Still, some observers believe that a tax on large financial institutions faces long odds.

“It wouldn’t be very high on my list of things that they’re likely to do on the tax side at this point,” Ray Beeman, a former congressional tax staffer who is now at Ernst & Young. “I think sector-specific taxes are always particularly difficult.”

Opponents of a tax on large financial institutions are expected to argue that the cost will be passed along to consumers. Meanwhile, industry lobbyists may be better positioned to fend off new taxes than they were a decade ago, given the financial strength that banks have shown during the pandemic.

But there are also reasons to think that a big-bank tax could get a more favorable reception during the Biden administration than it did during the Obama years.

Sen. Elizabeth Warren, D-Mass., embraced the proposal during the 2020 presidential campaign, and a task force convened last year to forge unity between supporters of Biden and Vermont Sen. Bernie Sanders also expressed support. Warren and Sanders are standard bearers for the Democratic Party’s progressive wing.

Also endorsing the big-bank tax back in 2010 was Sen. Chuck Schumer, D-N.Y., now the Senate majority leader, whose constituents include many Wall Street banks. The context was of course different 11 years ago, because the tax was being proposed as a way to recoup bailout funds.

Some observers who believe that the U.S. tax system incentivizes banks to carry too much debt argue that recent legislative proposals have not gone far enough in addressing the problem. The Congressional Budget Office found that even a fee roughly twice as large as the one proposed by Obama would not be big enough to cause financial institutions to significantly change their financial structure or activities.
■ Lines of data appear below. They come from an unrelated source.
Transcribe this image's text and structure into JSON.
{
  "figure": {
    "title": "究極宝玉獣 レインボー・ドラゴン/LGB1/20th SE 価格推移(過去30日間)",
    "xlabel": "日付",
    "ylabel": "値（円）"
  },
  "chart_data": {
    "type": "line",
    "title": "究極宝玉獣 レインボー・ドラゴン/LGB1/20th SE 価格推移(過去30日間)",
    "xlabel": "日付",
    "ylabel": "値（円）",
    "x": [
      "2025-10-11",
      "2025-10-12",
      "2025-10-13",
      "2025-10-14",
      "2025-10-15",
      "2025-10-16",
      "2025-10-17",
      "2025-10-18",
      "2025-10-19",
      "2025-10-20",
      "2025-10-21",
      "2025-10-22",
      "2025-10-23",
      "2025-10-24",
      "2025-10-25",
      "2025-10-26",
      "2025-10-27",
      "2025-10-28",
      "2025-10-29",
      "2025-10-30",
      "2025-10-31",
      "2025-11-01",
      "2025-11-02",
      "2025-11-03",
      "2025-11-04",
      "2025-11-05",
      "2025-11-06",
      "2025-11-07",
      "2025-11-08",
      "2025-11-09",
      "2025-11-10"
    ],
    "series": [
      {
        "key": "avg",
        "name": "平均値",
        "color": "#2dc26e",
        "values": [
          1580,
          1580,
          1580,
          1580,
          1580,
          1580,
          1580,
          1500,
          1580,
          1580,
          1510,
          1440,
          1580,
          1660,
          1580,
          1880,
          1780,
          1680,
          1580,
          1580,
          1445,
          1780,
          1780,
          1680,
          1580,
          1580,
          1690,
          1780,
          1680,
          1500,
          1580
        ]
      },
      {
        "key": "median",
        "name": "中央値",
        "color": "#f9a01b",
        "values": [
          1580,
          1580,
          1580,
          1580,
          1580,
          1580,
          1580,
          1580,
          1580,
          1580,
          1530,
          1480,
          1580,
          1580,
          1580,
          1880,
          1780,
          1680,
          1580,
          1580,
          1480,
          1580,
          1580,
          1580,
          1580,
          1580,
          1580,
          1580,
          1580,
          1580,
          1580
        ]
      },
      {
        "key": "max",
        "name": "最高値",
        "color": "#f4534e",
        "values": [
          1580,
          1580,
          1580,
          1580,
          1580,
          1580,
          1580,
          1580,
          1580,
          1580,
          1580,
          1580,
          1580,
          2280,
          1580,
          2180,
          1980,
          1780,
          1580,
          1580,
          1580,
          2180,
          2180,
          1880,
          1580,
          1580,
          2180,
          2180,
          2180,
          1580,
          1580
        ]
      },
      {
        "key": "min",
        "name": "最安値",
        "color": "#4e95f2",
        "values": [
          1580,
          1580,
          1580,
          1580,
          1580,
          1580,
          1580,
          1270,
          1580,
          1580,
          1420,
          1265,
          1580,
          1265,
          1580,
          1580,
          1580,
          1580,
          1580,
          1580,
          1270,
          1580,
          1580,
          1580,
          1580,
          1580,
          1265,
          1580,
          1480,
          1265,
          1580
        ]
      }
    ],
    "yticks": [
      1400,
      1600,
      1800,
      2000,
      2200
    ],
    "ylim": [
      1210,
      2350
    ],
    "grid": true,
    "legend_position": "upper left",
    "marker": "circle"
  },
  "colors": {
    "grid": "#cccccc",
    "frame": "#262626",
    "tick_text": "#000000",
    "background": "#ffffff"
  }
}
Mark Roe, a professor at Harvard Law School, co-wrote a 2018 journal article that argued proper taxation can make banks safer. He said that leverage tax proposals have been large enough to sting banks, but not big enough to have a substantial impact on how much debt and equity they would decide to use.

“So we’ll have a moderate tax. We’ll get a headline. We’ll think we’re doing something useful for financial stability,” Roe said.

One key question is whether Biden will push for tax increases as part of a budget reconciliation bill, which could potentially be passed without the support of any Senate Republicans. Many observers expect the reconciliation process to start unfolding later this year, at which point a wide range of tax proposals, including a fee on big banks, could be considered.

Proposals will be evaluated based on how much money they would raise and how many votes they can attract, said John Gimigliano, who heads federal legislative tax and regulatory services at KPMG. “In the end, paying for anything in the Biden plan will require multiple offsets,” he noted.